The prospect of a host of hard rock musicians trying to play movie star could be enough to deter a number of film fans, but should offer a unique selling point for others amid a saturated horror market. Some of the rockers enlisted acquit themselves well here, while others are little more than window dressing. Papa Roach’s Jacoby Shaddix has a suitably uneasy presence as a psychopathic killer. Tommy Lee’s cameo as a strip club DJ might be the most obvious casting choice in Hollywood history, and From Ashes To New appear as a live band at a church service. Meanwhile, members of Five Finger Death Punch and Bad Wolves’ Doc Coyle (a noted movie geek) clearly embraced the medium.

Overall, at a taut little more than 90 minutes, and aided by sharp editing, there’s little room for the audience’s attention to wander.
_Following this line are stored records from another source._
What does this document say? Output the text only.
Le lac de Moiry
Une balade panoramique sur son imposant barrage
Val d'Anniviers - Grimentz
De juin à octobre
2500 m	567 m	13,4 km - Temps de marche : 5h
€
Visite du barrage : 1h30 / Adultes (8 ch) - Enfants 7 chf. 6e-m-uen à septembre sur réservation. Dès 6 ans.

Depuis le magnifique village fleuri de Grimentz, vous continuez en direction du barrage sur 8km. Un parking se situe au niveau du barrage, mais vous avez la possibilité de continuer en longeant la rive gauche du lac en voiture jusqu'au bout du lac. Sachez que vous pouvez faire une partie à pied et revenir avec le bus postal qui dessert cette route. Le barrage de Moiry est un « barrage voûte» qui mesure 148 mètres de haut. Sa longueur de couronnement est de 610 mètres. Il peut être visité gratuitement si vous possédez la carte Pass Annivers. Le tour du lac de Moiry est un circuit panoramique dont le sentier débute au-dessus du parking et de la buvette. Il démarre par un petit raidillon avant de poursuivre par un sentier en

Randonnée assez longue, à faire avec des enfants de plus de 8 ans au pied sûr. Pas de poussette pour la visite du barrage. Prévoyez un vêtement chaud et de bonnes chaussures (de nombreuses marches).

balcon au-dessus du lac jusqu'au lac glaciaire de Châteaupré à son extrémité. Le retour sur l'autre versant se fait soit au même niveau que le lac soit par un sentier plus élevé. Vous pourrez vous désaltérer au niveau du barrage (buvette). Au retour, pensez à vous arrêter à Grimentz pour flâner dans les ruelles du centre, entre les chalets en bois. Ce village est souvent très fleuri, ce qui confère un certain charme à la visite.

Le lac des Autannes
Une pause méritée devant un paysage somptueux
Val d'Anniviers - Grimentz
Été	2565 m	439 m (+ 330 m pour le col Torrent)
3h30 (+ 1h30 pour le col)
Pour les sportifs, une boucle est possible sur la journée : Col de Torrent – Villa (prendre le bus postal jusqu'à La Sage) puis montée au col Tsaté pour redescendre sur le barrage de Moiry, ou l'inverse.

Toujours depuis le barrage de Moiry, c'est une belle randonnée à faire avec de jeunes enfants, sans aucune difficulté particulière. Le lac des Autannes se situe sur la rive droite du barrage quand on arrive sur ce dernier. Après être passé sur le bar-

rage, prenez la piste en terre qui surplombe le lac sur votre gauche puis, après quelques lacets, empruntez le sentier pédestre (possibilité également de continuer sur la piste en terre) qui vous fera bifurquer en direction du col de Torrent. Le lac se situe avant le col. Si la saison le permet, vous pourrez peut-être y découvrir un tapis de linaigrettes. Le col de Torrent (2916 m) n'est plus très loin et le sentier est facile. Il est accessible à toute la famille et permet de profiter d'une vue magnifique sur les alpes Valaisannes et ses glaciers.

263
For a movie of this style there aren’t many surprises, but plenty of bloody demises will satisfy viewers that way inclined – particularly its extended brutal finale. The Die Hard-loving pastor’s inner conflict between his faith and desire for retribution does offer a point of difference from some other revenge films, and results in wink-and-nudge dialogue like, “’80s action heroes solve problems with violence and one-liners. Real life doesn’t work that way”. It’s not as fully realized or nuanced an exploration as the film-makers perhaps thought it to be though, and that story arc’s conclusion feels predictably gung-ho, if crowd-pleasing.

How successful The Retaliators is as a vehicle to further the Better Noise empire remains to be seen, but there’s clearly been plenty of enthusiasm infused into the project and the music utilized mostly enhances the story rather than being intrusive. As a film in its own right, The Retaliators is often familiar but proves more than watchable, and after its theatrical run should find a sizeable audience when it inevitably lands on a streaming service.